The Punk God of the Straight Razor showed his dirty brown teeth in a shifty smile, and suddenly his pearl-handled straight razor flashed supernaturally bright in his grey hand, a sharp, clean light in the neon-lit dark. People passing by cried out and turned their heads away, unable to look at the light. Even Suzie and I could only look at it out of the corners of our eyes. Dead Boy stared right at it because he was dead. And, surprisingly, the Doorman didn’t seem at all bothered by the light. Which made me wonder what kind of things he had been used to, in his long-lost city of ancient Africa.
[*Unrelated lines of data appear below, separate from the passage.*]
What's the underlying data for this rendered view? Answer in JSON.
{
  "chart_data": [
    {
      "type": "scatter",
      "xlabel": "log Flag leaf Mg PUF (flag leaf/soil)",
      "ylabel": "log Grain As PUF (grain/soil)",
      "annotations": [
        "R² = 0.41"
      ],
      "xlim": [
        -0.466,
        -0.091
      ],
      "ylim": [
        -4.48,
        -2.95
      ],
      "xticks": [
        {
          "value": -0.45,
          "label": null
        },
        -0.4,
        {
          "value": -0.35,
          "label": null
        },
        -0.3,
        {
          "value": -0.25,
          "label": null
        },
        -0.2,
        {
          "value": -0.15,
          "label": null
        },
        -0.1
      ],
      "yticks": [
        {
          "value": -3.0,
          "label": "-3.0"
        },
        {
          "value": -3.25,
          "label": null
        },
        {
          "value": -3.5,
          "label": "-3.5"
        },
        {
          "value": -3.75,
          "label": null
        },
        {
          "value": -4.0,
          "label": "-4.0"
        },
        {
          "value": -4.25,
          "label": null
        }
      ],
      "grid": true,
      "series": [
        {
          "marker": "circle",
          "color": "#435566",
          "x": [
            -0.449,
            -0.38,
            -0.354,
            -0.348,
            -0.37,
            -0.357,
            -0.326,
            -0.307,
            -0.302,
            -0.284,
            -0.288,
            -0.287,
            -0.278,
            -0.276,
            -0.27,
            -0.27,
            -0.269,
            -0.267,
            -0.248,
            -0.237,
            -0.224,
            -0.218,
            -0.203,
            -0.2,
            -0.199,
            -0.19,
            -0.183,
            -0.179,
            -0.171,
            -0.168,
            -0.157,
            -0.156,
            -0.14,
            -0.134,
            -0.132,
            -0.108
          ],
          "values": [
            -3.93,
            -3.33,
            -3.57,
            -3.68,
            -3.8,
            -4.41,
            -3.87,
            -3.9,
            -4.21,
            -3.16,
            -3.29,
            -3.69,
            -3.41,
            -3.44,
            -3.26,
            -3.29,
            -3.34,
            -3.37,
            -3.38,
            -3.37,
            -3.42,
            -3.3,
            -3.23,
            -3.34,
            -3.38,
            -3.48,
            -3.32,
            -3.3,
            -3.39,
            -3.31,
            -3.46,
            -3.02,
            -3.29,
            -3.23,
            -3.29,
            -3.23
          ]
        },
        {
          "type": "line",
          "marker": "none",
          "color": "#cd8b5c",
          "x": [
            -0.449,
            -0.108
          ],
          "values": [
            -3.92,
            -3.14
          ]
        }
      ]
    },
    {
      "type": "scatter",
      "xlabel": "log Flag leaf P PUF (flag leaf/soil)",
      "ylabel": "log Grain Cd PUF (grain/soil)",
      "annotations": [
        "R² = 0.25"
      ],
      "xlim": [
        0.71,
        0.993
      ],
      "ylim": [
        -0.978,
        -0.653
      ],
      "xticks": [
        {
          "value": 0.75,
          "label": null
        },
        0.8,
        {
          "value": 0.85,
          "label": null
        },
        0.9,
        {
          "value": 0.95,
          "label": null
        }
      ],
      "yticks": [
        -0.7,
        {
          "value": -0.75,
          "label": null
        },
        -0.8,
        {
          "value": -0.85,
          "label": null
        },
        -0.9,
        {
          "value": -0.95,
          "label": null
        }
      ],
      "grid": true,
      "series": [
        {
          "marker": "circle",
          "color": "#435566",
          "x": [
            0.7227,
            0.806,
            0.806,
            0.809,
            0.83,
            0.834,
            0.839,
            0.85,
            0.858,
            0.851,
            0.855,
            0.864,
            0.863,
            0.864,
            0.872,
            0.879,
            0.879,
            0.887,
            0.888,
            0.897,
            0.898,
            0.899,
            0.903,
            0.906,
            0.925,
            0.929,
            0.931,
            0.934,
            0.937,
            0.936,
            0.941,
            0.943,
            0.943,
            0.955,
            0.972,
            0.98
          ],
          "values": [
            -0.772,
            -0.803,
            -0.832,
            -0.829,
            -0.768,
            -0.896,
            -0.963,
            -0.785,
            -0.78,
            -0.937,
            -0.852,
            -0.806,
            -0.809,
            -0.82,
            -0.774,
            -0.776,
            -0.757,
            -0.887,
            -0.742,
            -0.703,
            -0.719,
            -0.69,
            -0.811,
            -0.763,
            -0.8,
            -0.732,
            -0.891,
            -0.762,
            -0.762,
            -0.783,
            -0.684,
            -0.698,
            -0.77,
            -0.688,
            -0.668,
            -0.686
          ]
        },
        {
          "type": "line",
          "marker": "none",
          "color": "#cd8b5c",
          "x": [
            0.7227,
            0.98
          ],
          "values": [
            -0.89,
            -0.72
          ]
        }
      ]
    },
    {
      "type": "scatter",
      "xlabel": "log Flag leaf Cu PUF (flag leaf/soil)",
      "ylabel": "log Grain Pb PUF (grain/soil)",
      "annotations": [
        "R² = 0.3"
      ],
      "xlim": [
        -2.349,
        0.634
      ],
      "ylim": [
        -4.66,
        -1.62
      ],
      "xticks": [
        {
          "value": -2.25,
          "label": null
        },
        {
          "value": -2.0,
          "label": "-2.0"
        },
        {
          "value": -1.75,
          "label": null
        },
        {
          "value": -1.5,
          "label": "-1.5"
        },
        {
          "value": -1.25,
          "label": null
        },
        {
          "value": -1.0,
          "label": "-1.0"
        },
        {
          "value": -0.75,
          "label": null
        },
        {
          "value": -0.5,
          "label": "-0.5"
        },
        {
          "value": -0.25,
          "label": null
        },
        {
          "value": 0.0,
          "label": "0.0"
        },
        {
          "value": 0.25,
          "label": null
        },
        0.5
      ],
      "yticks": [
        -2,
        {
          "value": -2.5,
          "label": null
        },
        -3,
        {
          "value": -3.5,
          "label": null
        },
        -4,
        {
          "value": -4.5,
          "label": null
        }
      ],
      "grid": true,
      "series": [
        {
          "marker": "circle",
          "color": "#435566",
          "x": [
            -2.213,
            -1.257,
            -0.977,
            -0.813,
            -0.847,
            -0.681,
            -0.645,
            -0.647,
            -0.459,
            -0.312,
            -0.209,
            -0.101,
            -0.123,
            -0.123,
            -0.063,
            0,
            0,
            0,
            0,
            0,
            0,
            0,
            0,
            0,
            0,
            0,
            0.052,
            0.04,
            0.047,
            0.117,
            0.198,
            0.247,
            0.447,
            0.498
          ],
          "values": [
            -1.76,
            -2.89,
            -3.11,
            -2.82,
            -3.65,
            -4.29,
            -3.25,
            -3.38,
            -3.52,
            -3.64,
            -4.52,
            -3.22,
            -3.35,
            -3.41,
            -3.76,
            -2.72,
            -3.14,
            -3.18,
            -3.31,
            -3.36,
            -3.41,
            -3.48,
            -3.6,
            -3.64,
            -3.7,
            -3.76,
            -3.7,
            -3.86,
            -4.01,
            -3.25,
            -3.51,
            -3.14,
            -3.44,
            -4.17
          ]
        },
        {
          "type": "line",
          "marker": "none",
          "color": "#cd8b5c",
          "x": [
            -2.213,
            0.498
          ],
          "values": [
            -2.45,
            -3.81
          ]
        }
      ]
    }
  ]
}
“You really believe he can cut through that door, with a single small blade?” said the Doorman. “It is an impressive weapon, I will agree; but I can see powerful shields and protections laid down upon this door and this structure. I would not bet on breaking it down with a battering ram blessed by all the dark gods. Even the most powerful weapons are only as strong as the man who wields them.”
“Eddie isn’t a man,” I said. “And hasn’t been for some time. He’s the living god of the straight razor. I have seen him cut through Time and Space with that edge. Go for it, Eddie.”